$9/hour has become the minimum wage norm in modern Europe – for now! England’s and Ireland’s minimums are scheduled to rise above that in 2006. The minimums of such poor countries as Greece, Malta and Cyprus cluster around $170/week (E600); a little less than America's.
“The United States of America of 1968” featured a minimum wage of $9/hour (at half of today’s labor productivity!) – scheduled to drop in future years (if we had had a crystal ball) to $8/hour by 1974, $7/hour by 1981, $6/hour by 1991 and $5.15/hour by today (which remits the same take home amount as the untaxed $4/hour minimum of 1939 -- in adjusted 2005 dollars).
European minimum wages – and their negotiated equivalents -- are adjusted annually – excepting the Netherlands (at $350/week) and Latvia every two years).
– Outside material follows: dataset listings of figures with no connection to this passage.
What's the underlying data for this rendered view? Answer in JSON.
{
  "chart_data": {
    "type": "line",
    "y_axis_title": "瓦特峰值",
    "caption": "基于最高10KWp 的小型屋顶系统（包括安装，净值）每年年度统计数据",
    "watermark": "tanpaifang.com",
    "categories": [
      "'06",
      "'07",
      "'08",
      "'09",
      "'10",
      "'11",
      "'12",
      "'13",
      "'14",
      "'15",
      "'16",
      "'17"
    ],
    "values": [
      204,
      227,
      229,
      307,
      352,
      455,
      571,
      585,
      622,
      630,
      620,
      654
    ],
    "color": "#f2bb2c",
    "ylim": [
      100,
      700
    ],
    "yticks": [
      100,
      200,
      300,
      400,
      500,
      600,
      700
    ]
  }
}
The USA's 1997 minimum has stuck still for 8 years, now; 1991’s stuck for 4 years; 1981’s for 9 years.
The interesting thing here is that, if L.B.J.’s minimum could pay $9/hour at half of today’s American and European labor productivity, does that mean economies on both sides of the Atlantic could practicably support an $18/hour minimum wage today?! Just to pose the question.
A $12/hour, USA minimum wage would raise the cost of GDP output by only a manageable 3.5% -- not counting other wages being pushed up – and could effectively eliminate most poverty and crime levels that Europe hasn't had for a long time.